Abstract

Although the strength of total cholesterol levels as a relative risk factor for coronary heart disease (CHD) declines with age, the prevalence of CHD increases dramatically with age. Data from cholesterol treatment trials, although sparse in older adults, suggest that dyslipidaemia treatment has the potential to prevent CHD. In particular, dyslipidaemia treatment appears to be most beneficial in older adults with a history of CHD or who have several other CHD risk factors. Dyslipidaemia screening should be selective in the elderly, reserved for those whose health status would be amenable to nutritional or pharmacological therapy, and in whom several CHD risk factors or a history of CHD are present. Since high density lipoprotein cholesterol (HDL) levels retain their inverse association CHD in old age, cholesterol subfractions should be measured in persons being screened in order to adequately assess the severity of dyslipidaemia.
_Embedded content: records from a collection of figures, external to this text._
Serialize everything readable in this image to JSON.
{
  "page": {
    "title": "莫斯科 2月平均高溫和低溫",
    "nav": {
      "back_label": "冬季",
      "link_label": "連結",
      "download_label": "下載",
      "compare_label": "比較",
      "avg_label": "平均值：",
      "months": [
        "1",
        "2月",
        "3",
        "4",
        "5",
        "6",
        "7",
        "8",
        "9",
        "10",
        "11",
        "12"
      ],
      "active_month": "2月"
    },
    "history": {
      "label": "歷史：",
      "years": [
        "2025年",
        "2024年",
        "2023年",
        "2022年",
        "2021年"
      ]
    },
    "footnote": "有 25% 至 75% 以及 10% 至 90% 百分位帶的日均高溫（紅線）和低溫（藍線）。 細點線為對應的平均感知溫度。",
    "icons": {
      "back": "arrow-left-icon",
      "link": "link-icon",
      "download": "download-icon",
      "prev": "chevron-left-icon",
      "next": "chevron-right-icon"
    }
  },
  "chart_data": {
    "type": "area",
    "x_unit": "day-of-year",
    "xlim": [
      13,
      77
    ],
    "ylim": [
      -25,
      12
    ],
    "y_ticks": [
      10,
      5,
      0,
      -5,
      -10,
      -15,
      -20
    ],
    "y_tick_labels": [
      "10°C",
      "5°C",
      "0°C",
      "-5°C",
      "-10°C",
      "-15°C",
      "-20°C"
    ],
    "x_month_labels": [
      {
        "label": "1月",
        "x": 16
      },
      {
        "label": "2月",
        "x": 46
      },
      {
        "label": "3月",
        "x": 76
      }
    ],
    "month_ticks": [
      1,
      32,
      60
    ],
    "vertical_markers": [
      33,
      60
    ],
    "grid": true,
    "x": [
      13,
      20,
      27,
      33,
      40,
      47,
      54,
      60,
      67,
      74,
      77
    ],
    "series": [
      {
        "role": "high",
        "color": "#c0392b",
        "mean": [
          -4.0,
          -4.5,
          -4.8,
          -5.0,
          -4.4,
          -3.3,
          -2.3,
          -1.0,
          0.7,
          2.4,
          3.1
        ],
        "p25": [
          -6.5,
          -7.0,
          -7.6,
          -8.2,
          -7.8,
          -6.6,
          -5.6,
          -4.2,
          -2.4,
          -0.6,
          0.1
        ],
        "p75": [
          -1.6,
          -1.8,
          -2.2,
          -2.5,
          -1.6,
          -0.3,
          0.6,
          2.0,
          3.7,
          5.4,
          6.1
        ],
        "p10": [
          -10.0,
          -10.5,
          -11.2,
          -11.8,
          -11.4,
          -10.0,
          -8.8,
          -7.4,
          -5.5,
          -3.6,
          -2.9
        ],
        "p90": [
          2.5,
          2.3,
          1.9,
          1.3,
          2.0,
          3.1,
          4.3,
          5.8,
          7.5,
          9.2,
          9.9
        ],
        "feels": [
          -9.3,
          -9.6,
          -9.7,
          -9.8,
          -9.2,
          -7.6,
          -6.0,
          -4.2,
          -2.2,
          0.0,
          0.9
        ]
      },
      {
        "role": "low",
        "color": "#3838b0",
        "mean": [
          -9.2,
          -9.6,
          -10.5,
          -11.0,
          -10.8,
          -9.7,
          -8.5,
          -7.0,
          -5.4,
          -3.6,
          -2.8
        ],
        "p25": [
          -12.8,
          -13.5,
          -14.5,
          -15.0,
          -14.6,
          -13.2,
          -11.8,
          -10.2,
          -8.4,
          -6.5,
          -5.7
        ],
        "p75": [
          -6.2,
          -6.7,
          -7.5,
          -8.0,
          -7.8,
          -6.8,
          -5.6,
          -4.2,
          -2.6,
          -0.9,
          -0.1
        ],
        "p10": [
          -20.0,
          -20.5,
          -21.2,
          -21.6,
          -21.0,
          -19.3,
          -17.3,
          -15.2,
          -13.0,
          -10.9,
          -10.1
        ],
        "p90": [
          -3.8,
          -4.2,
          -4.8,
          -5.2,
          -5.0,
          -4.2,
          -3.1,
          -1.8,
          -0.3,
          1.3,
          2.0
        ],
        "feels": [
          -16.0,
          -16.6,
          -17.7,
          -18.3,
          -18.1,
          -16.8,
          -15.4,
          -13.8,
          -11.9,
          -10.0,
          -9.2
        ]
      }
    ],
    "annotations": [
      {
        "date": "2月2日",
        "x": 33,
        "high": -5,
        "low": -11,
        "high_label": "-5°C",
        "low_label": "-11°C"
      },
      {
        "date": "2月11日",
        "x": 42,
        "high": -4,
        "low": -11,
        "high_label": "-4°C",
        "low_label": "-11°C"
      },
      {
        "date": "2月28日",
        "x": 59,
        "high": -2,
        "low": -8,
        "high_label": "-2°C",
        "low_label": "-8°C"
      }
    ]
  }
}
Treatment decisions should be guided by the patient's dyslipidaemic class, which is determined by the cholesterol subfractions and serum triglycerides (TG). As in younger persons, nutritional therapy remains the first step in dyslipidaemia management in high risk, nondebilitated older adults. An array of cholesterol modifying medications are available which vary widely in treatment effects, adverse effects and cost. Extra care needs to be taken in prescribing these agents in older adults because of greater potential for adverse effects and interactions with other medications. The cost-effectiveness of pharmacological treatment decreases with age and increases with the severity of dyslipidaemia, a history of CHD, or the presence of multiple CHD risk factors. When comparing elderly to middle-aged adults, the relative cost-effectiveness of different cholesterol-lowering medications may be altered due to age-related changes in therapeutic efficacy and adverse effects.